В этом определении нет еще ни грана ни специфически-гегелевского, ни специально-идеалистического. Это [123] просто-напросто традиционнейшее представление о предмете логики как науки, доведенное до четкого выражения. Так и понимал и понимает любой логик суть своей науки, где предметом научного мышления становится в отличие от других наук само же мышление.

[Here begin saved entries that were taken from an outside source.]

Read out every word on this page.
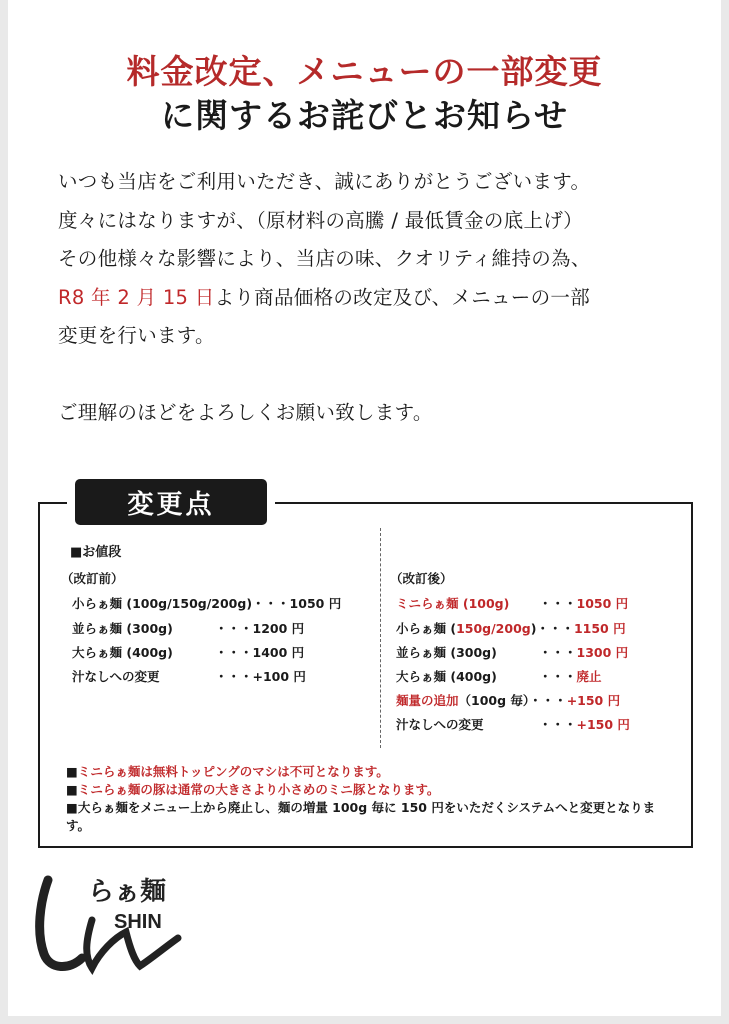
料金改定、メニューの一部変更
に関するお詫びとお知らせ

いつも当店をご利用いただき、誠にありがとうございます。

度々にはなりますが、（原材料の高騰 / 最低賃金の底上げ）

その他様々な影響により、当店の味、クオリティ維持の為、

R8 年 2 月 15 日より商品価格の改定及び、メニューの一部

変更を行います。

ご理解のほどをよろしくお願い致します。

変更点
■お値段
（改訂前）
小らぁ麺 (100g/150g/200g)・・・1050 円
並らぁ麺 (300g)	・・・1200 円
大らぁ麺 (400g)	・・・1400 円
汁なしへの変更	・・・+100 円
（改訂後）
ミニらぁ麺 (100g) ・・・1050 円
小らぁ麺 (150g/200g)・・・1150 円
並らぁ麺 (300g)	・・・1300 円
大らぁ麺 (400g)	・・・廃止
麺量の追加（100g 毎）・・・+150 円
汁なしへの変更	・・・+150 円
■ミニらぁ麺は無料トッピングのマシは不可となります。
■ミニらぁ麺の豚は通常の大きさより小さめのミニ豚となります。
■大らぁ麺をメニュー上から廃止し、麺の増量 100g 毎に 150 円をいただくシステムへと変更となります。
らぁ麺
SHIN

Однако это понимание лишь еще острее подчеркивает необходимость ответить на главный вопрос: а что такое мышление?
Речь, разумеется, идет не о дефиниции, ибо единственно удовлетворительным ответом на этот вопрос может быть лишь развернутое изложение «сути дела», т. е. конкретно разработанная теория мышления, сама наука о мышлении, — логика[3].
Однако в любой науке, а потому и в логике предварительное определение все же давать приходится, чтобы хоть как-то обозначить границы предстоящего исследования и указать критерий отбора фактов, этому исследованию подлежащих. И Гегель такое предварительное разъяснение дает, не утаивая его от читателя, как то делали и делают многие авторы книг по логике, предпочитающие отделываться в этом важнейшем пункте ни к чему не обязывающими общими фразами.
И делает он это — и это также не только законный, но, пожалуй, и единственно возможный в науке способ — в форме критического анализа бытующих в данной науке представлений, не отбрасывающего как «ложные», а объясняющего их как резонные, но недостаточные. Так относится Гегель к широко распространенному (и вовсе не только среди специалистов-логиков) — ходячему — представлению о мышлении как об одной из многих психических способностей человеческого индивида, как о способности, стоящей в ряду с другими, например с памятью, с волей, со способностью разглядывать, ощупывать и обнюхивать вещи, с вниманием, с представлением и т. д. и т. п.
Такое понимание, оправданное и законное в психологии, сразу же оказывается недопустимо узким и потому [124] ложным, как только его переносят без корректив в логику.
В самом деле, когда мышление понимают так, то вольно или невольно уже заранее принимают одну весьма сомнительную предпосылку, принять которую многие поостереглись бы, если бы она была четко и ясно сформулирована.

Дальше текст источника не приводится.